Conducts concurrent reviews of medical records to ensure provider documentation is accurate, complete, and reflective of the patient’s true clinical picture. This includes performing detailed chart reviews, issuing compliant queries, and participating in the reconciliation process. The role also supports departmental financial health, productivity, and ongoing professional development, with an emphasis on evidence-based practice.
This position may be fully remote.
Demonstrates knowledge of and adherence to Prisma Health's purpose: Inspire health. Serve with compassion. Be the difference.
Performs concurrent reviews of selected patient records to assess clarity, completeness, consistency, and accuracy of clinical documentation.
Uses the compliant query process to obtain documentation that accurately reflects severity of illness, risk of mortality, comorbid conditions, length of stay, principal diagnosis, and POA status.
Completes the reconciliation process to ensure coding accurately captures the patient’s clinical complexity and documented conditions.

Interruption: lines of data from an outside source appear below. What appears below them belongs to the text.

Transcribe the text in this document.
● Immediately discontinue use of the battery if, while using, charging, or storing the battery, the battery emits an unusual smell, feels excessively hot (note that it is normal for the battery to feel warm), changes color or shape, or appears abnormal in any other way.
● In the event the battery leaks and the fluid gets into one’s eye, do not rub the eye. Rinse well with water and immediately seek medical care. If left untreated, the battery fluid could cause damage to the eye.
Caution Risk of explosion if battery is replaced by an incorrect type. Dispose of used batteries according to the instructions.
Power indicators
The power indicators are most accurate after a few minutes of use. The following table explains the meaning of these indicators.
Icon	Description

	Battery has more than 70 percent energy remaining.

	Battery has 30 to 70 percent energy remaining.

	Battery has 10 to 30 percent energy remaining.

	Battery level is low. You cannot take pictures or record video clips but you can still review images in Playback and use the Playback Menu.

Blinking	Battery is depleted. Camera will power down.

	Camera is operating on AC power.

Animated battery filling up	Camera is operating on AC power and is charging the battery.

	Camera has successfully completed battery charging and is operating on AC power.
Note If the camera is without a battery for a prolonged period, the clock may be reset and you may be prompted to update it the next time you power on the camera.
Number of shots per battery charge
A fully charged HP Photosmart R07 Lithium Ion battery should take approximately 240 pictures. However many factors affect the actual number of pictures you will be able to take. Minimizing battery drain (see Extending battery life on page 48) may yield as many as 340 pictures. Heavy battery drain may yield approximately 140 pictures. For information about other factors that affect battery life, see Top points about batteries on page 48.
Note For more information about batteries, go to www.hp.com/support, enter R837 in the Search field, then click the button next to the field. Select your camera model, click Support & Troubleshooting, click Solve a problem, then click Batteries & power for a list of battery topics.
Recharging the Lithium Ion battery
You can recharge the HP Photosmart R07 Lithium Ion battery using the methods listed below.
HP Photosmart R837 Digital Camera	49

Develops and maintains collaborative relationships with providers and interdisciplinary team members, including education and follow-up as needed.
Remains up to date on changes in coding guidelines, clinical indicators, treatment modalities, and query compliance standards.
Serves as a resource for colleagues, providers, and support departments such as coding, case management, quality, and nutrition.
Assigns a working DRG to assist the healthcare team with discharge planning and CDI processes.
Performs additional duties as assigned.
This is a non-management position reporting to a supervisor, manager, director, or executive.
Associate degree in Nursing, Health Information Management, or a related field.
Two (2) years of experience in adult medical, surgical, critical care, ER, PACU nursing, coding, or a related discipline.
MD, DO, PA, or NP credentials may substitute for the required education and experience.
RN, RHIA, RHIT, CCS, CIC, or another related professional license or certification.
Strong computer proficiency.
Excellent communication skills with the ability to effectively interact with providers.
Working knowledge of IPPS, ICD-10 coding, MS-DRG/APR-DRG, and HCPCS systems preferred.